English - Spanish translation dataset is downloaded from Tab-delimited Bilingual Sentence Pairs.
First a CSV file generated using preprocess.py
for easy management and access.
During training, dataset is divided randomly in 7:3 ratio.
The embedding layer of the network is initialized first with pre-trained embedding trained using Word2Vec (skipgram model) on english-spanish-dataset.csv to improve the overall performance of the network.
Here a simple model with Luong's Attention is used to achieve the task of language translation although more complex models can be built to improve the model's performance. You can read more about basics and backgrounds of NMTs at tensorflow/nmt.
I attempt to implement Luong's attention due to its simplicity in understanding as well as implementation.
This diagram explains the basic architecture of the model [Source: background-on-the-attention-mechanism]:
This Repository is maintained on Python 3.6 Version.
Requirements:
- Pandas
- NumPy
- Matplotlib
- Scikit-Learn
- Keras
- Tensorflow
- Gensim
- TQDM
- NLTK
pip3 install -r requirements.txt
installs all these packages.
Dataset from Tab-delimited Bilingual Sentence Pairs is in the format of text file with language1-lagnuage2 seperated by \t
(tab).

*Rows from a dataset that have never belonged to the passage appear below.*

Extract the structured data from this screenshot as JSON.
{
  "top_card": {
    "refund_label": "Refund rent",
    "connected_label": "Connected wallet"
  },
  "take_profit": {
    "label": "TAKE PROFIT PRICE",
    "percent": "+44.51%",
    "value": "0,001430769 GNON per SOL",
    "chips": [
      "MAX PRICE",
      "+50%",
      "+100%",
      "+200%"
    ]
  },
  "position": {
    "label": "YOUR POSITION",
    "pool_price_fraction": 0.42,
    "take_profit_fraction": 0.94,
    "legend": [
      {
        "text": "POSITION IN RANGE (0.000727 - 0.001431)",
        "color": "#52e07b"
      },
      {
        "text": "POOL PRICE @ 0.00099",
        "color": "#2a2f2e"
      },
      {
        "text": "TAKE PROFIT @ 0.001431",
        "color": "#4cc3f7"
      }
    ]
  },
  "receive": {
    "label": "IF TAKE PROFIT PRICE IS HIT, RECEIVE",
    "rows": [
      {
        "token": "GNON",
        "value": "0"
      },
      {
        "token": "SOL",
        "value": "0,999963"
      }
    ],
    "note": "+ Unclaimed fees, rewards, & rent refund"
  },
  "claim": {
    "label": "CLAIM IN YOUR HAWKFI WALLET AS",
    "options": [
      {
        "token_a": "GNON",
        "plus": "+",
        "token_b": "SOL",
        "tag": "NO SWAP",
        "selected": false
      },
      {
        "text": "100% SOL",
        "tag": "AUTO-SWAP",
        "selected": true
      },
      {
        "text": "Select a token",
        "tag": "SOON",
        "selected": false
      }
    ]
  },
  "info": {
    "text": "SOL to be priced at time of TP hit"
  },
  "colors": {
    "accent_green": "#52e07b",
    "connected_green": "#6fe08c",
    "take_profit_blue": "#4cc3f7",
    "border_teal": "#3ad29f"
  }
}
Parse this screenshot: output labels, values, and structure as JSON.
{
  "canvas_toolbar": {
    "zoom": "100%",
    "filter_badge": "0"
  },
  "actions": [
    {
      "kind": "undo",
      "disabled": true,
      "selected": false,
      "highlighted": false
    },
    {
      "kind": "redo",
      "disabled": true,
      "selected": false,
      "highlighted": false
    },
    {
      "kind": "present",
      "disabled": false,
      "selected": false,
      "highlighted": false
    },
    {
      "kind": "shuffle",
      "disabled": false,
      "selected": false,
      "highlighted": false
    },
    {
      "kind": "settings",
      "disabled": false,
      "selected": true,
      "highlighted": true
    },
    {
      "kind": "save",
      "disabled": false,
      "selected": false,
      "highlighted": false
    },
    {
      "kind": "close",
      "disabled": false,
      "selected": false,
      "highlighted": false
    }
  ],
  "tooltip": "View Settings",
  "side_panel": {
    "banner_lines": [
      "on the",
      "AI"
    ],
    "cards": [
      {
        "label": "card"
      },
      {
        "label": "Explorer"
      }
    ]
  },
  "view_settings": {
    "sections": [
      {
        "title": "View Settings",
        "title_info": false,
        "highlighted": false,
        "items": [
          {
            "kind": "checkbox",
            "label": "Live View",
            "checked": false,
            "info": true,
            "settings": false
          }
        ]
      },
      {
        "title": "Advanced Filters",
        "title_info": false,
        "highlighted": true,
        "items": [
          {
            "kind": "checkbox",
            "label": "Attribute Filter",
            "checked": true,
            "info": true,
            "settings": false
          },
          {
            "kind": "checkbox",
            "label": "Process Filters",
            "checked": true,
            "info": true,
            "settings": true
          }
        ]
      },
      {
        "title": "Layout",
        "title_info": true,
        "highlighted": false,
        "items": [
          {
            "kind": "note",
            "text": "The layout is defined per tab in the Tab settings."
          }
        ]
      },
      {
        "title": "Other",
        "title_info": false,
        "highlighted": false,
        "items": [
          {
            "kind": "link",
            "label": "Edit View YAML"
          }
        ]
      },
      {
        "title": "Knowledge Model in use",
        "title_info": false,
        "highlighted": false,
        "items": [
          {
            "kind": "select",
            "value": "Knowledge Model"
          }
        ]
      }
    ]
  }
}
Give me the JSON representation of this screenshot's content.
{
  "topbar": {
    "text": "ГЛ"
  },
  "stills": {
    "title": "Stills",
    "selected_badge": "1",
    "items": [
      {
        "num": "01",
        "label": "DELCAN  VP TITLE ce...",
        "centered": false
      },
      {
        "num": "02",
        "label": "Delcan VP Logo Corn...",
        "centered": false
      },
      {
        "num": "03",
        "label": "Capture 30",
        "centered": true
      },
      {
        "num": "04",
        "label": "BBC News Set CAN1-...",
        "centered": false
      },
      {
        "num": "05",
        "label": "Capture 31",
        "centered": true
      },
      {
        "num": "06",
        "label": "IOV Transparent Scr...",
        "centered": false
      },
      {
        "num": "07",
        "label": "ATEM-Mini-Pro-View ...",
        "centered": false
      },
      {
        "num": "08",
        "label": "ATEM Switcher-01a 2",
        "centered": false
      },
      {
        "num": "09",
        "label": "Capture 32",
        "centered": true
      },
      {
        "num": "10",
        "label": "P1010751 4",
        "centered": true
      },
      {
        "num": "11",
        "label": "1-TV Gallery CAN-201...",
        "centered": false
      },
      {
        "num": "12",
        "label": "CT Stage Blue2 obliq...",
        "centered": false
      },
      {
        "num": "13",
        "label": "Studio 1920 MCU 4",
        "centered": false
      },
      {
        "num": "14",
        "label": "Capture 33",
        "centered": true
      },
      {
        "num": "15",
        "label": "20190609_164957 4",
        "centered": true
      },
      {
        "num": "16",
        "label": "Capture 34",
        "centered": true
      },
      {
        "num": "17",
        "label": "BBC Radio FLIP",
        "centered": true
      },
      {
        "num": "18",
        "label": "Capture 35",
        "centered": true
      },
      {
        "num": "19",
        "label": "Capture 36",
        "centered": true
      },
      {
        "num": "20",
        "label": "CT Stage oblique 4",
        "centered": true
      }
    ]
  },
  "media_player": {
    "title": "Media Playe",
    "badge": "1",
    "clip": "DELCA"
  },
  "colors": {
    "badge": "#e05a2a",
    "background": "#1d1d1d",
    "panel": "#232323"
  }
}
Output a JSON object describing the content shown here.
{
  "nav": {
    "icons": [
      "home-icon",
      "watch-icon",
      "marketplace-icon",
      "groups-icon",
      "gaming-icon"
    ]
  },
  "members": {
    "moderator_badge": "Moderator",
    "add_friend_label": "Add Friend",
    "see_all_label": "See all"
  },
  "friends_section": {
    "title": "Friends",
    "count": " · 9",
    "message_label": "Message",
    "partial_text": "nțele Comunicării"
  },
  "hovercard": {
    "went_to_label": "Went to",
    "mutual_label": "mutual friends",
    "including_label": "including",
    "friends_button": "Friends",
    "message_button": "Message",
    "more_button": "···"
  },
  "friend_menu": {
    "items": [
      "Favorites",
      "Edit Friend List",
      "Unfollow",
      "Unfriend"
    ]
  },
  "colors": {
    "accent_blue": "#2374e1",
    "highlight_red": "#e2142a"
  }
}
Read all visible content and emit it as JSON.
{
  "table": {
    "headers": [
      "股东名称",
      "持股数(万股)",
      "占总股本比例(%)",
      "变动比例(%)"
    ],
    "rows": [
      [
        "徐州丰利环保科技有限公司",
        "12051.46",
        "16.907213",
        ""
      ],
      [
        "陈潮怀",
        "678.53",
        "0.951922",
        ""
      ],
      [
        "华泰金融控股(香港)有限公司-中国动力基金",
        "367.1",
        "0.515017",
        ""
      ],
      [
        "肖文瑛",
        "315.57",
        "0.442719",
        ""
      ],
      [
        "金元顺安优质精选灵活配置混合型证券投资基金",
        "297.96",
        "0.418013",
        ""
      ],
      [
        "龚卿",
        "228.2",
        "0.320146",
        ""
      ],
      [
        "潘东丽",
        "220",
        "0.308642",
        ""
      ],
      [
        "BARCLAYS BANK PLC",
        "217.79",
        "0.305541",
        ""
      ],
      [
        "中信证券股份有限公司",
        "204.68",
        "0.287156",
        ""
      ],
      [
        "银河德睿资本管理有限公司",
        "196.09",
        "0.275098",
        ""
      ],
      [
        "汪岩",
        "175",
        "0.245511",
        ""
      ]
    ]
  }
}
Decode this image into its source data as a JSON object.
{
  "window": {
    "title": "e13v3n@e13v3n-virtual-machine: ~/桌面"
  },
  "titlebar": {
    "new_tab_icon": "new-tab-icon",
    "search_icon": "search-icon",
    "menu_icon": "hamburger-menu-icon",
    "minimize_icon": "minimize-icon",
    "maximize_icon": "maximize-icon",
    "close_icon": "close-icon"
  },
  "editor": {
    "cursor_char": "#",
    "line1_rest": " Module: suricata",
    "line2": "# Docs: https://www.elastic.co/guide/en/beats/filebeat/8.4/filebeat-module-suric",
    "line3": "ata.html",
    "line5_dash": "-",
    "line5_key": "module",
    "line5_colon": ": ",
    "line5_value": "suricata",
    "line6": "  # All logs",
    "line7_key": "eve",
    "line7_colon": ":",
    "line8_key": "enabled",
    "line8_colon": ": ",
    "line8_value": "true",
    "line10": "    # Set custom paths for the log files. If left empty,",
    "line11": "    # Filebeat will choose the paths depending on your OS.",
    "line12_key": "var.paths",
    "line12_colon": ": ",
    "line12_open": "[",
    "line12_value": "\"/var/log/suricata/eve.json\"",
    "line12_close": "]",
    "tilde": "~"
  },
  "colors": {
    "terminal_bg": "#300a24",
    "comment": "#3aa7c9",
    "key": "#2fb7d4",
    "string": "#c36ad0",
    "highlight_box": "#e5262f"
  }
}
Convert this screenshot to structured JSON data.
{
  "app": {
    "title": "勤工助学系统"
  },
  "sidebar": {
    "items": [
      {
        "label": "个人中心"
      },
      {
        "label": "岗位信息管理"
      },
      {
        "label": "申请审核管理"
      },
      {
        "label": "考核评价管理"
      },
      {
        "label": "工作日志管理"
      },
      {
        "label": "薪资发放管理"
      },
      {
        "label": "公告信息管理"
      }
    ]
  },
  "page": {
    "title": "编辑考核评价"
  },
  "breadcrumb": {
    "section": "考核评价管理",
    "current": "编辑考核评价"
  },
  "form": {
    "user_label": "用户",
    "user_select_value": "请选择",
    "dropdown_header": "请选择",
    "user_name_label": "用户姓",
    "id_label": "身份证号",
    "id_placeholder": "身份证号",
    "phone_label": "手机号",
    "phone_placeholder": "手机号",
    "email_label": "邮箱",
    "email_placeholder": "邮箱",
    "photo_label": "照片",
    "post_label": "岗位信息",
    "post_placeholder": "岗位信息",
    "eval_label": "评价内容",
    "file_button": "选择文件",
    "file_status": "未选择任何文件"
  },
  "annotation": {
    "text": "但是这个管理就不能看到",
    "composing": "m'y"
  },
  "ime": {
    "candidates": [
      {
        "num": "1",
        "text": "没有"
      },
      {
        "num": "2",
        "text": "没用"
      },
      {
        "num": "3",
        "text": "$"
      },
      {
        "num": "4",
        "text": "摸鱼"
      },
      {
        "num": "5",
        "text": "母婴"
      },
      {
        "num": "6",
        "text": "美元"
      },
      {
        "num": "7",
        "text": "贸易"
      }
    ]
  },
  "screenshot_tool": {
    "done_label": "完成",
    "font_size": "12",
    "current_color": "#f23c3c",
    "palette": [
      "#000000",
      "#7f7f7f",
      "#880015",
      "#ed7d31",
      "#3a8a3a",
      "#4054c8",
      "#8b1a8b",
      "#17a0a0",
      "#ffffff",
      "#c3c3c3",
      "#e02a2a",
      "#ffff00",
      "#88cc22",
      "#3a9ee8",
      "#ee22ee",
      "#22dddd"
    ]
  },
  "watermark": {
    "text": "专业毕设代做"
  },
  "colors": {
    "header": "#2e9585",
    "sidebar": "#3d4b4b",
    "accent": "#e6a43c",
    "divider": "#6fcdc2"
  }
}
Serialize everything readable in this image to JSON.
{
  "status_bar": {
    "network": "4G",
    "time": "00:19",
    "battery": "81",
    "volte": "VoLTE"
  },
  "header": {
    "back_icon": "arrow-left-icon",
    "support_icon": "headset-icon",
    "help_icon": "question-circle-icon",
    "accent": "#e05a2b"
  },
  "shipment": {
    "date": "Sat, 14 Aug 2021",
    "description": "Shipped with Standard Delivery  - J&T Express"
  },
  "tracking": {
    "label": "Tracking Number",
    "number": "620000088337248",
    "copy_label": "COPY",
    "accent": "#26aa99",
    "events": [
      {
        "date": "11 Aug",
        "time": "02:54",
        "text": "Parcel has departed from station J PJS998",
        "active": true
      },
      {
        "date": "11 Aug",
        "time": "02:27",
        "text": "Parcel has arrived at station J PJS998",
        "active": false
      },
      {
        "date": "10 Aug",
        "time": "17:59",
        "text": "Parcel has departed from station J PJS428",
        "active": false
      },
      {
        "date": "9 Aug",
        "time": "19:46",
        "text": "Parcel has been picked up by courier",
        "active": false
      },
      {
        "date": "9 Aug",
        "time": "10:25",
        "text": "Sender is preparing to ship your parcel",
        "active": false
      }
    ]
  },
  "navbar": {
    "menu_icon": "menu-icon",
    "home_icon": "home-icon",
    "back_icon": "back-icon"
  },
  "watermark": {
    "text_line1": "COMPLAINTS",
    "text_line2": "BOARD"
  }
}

For better management, I have opt to create a CSV
file. preprocess.py
takes input the .txt
(spa.txt
) and cleans the file by converting non-printable characters to printable format and generates the CSV
file.
usage: preprocess.py [-h] --dataset DATASET [--language_1 LANGUAGE_1]
--language_2 LANGUAGE_2 [--save_file SAVE_FILE]
optional arguments:
-h, --help show this help message and exit
--dataset DATASET, -d DATASET
Path to .txt file downloaded from
http://www.manythings.org/anki/
--language_1 LANGUAGE_1, -l1 LANGUAGE_1
Language-1 name | Default: english
--language_2 LANGUAGE_2, -l2 LANGUAGE_2
Language-2 name
--save_file SAVE_FILE, -s SAVE_FILE
Name of CSV file to be generated | Default:
dataset.csv
You can generate word2vec embeddings using generate_embeddings.py
on your own dataset.
usage: generate_embeddings.py [-h] --csv CSV --language LANGUAGE [--sg]
[-emb_size EMB_SIZE] [--save_file SAVE_FILE]
optional arguments:
-h, --help show this help message and exit
--csv CSV Path to CSV which is to be read
--language LANGUAGE, -l LANGUAGE
Language whose embedding is to be generated from CSV
file. (It should be the column name in CSV)
--sg Whether to use SkipGram or CBoW model | Default: CBoW
-emb_size EMB_SIZE, -s EMB_SIZE
Size of embedding to generate | Defualt: 256
--save_file SAVE_FILE
Name of embedding file to save | Default:
[skipgram/cbow]-[language]-[embedding_size].model
You are now ready to train the model.
Fire-up Jupyter-Notebook and open NMT-Training-Inference.ipynb
IPython notebook.
Feel free to alter the default values and play with the code.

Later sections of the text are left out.